Improving pretraining data quality and size is known to boost downstream performance, but the role of text complexity--how hard a text is to read--remains less explored. We reduce surface-level complexity (shorter sentences, simpler words, simpler structure) while keeping core content approximately constant and ask: (i) How does complexity affect language modeling across model sizes? (ii) Can useful representations be learned from simpler text alone? (iii) How does pretraining text complexity influence downstream language understanding? We simplify human-written texts using a large language model, pretrain causal models (28M-500M) from scratch on original vs. simplified data, and evaluate them in fine-tuning and zero-shot setups. We find that perplexity is sensitive to the interaction between model capacity and text complexity--smaller models degrade far less on simpler texts--while text complexity has little impact on fine-tuning evaluations, with zero-shot evaluations indicating that simpler texts benefit performance on linguistic knowledge tasks, whereas more complex texts favor tasks requiring world knowledge and entity tracking.
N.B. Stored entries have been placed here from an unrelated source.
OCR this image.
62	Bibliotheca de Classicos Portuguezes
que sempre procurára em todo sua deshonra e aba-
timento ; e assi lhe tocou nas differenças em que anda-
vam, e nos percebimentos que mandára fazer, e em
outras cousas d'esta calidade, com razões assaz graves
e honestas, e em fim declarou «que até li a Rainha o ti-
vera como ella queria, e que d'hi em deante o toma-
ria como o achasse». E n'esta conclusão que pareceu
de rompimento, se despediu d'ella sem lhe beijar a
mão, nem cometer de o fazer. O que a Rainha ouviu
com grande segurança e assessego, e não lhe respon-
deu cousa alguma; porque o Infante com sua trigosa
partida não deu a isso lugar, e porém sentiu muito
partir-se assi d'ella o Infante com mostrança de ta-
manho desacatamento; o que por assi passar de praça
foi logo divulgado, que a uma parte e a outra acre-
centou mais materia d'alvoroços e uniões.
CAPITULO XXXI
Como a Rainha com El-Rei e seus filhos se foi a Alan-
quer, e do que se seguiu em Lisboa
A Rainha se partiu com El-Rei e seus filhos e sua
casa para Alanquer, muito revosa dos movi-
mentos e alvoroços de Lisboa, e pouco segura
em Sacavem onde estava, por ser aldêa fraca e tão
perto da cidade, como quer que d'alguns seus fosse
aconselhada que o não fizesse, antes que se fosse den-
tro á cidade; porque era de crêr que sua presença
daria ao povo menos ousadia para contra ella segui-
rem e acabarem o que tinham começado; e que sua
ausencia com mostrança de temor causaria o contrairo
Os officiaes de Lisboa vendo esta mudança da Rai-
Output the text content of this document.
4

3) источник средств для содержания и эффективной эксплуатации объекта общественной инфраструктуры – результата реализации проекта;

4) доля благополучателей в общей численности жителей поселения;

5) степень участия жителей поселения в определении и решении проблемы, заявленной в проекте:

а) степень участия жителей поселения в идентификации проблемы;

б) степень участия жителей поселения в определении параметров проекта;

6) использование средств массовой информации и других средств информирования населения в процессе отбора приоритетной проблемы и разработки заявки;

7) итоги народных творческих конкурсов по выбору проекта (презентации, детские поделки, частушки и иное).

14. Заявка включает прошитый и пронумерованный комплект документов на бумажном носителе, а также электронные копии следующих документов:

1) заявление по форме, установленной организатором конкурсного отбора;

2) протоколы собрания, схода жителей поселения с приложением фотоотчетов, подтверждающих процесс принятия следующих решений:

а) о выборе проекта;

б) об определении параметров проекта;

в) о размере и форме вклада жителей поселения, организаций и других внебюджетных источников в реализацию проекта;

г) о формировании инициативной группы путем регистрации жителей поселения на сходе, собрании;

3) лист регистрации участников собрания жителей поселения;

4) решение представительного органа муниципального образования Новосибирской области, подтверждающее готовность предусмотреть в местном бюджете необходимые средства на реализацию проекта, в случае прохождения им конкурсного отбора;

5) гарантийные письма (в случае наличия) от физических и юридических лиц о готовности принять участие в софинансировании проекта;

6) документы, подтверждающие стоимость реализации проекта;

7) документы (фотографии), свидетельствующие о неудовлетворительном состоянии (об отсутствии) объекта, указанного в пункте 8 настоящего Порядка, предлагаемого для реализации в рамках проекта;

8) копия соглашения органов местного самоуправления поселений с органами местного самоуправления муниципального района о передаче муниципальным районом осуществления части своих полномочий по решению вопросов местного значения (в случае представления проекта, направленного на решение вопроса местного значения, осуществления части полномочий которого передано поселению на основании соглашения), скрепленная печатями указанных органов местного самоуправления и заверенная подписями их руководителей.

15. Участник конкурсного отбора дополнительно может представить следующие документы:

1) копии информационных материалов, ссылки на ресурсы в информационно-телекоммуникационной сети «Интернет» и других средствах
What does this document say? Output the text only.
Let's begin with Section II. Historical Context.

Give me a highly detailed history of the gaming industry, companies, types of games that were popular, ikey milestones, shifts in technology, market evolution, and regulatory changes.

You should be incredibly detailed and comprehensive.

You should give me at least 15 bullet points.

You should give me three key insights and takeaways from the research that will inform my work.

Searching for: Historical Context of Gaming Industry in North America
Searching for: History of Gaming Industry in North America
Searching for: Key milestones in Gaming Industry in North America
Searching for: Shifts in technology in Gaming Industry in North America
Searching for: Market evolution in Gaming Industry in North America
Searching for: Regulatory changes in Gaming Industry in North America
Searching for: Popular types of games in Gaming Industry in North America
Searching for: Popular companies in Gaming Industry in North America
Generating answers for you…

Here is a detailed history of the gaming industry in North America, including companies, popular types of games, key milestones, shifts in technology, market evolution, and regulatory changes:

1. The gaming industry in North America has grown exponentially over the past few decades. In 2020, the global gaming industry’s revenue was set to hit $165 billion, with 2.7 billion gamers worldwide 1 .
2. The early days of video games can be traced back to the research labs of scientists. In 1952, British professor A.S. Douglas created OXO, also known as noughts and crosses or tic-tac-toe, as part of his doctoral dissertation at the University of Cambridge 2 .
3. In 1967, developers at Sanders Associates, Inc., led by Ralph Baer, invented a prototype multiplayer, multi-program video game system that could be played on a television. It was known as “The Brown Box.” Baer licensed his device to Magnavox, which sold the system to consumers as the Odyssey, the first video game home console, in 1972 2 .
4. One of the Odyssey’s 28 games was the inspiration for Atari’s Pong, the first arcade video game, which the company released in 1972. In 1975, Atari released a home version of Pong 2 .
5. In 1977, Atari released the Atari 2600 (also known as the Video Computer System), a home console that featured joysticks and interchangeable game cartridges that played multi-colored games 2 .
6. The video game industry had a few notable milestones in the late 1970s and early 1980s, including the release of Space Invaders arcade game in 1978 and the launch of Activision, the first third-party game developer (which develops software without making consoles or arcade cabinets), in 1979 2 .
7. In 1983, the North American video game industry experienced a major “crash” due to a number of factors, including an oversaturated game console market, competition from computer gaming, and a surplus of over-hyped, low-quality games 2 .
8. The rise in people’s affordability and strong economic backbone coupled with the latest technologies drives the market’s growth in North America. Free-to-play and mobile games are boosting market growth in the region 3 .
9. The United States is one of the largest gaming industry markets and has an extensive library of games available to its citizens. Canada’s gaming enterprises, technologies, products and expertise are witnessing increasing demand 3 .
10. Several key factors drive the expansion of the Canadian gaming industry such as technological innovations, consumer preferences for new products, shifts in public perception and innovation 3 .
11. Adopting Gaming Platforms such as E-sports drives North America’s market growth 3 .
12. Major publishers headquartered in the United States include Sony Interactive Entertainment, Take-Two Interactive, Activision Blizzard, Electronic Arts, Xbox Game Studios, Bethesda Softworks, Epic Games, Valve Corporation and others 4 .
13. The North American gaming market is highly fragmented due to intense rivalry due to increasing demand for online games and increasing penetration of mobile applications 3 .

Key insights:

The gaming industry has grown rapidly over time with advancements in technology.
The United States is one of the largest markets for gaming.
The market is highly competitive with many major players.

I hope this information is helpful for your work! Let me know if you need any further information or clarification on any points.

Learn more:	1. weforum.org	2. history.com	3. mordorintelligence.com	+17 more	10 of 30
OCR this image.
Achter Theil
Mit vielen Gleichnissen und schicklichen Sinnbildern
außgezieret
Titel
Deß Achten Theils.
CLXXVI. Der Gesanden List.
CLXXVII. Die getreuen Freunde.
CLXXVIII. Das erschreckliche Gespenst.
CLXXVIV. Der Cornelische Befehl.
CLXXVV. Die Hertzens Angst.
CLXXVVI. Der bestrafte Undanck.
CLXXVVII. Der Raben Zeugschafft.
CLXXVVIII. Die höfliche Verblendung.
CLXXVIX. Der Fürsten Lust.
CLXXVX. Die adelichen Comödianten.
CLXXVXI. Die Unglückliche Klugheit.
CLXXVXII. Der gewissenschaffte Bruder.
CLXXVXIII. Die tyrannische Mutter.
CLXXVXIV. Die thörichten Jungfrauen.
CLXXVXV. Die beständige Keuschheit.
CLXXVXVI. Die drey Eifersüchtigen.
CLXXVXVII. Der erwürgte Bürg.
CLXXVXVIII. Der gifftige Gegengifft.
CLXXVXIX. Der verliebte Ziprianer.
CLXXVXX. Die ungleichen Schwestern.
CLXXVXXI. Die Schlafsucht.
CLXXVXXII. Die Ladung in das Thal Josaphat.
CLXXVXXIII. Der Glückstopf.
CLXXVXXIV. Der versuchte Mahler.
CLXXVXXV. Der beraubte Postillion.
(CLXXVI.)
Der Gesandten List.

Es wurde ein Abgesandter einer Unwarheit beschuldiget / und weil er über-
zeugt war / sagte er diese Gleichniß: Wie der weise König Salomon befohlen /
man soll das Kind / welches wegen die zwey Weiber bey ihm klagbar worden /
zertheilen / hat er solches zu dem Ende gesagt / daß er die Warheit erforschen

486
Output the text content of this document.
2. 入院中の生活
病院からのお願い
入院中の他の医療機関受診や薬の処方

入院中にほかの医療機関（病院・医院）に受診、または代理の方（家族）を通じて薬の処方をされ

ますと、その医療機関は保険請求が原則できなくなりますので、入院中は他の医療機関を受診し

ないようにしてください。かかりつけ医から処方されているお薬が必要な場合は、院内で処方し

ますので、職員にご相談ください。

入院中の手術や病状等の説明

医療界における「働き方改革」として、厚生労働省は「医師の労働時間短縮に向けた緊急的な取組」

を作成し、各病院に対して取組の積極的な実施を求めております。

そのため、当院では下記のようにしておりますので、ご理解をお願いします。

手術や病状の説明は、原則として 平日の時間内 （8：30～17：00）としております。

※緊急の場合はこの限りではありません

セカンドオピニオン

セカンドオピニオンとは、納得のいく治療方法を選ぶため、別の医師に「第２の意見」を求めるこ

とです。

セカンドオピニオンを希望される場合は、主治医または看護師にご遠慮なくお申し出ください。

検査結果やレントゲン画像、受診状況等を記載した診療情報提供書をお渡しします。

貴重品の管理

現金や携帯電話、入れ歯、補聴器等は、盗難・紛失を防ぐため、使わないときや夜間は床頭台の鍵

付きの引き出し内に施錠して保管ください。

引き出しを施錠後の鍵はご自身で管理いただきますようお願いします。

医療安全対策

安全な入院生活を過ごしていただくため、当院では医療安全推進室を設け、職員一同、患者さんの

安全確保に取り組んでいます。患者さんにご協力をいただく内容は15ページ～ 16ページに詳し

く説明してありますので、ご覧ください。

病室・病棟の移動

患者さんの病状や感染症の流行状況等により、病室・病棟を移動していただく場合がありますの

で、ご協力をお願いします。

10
Our findings suggest that different types of data diversity affect transfer and zero-shot performance differently, providing insight into tailoring data curation to specific goals.

Paper Structure

This paper contains 30 sections, 2 figures, 6 tables.

Figures (2)

  • Figure 1: (Top) Perplexity (PPL) degrades faster for models trained on fwedu_hw (human-written) than on fwedu_simp (simplified) as model size decreases, suggesting that smaller models handle lower-complexity text more effectively. (Bottom) Average performance across 7 language tasks remains similar across data setups suggesting text complexity has limited impact on general language understanding.
  • Figure 2: Corpus Features distribution. First row shows metrics of fwedu_simp to fwedu_hw. Second row are pairwise metrics except for Flesch Reading Ease (FRE) which only requires one input. The first row suggests fwedu_simp is shorter, has more sentences, uses simpler structures, and more common words. The second row shows that fwedu_simp is semantically similar to fwedu_hw, with low word-order overlap (low ROUGE-2), moderate preservation of idea flow and structure (moderate ROUGE-L), and clearly higher FRE, indicating systematic differences in readability. For visualization, we removed outliers, which account for only 2.9% of the data (see Appendix \ref{['sec:ratio-outliers']} for definition and examples of outliers).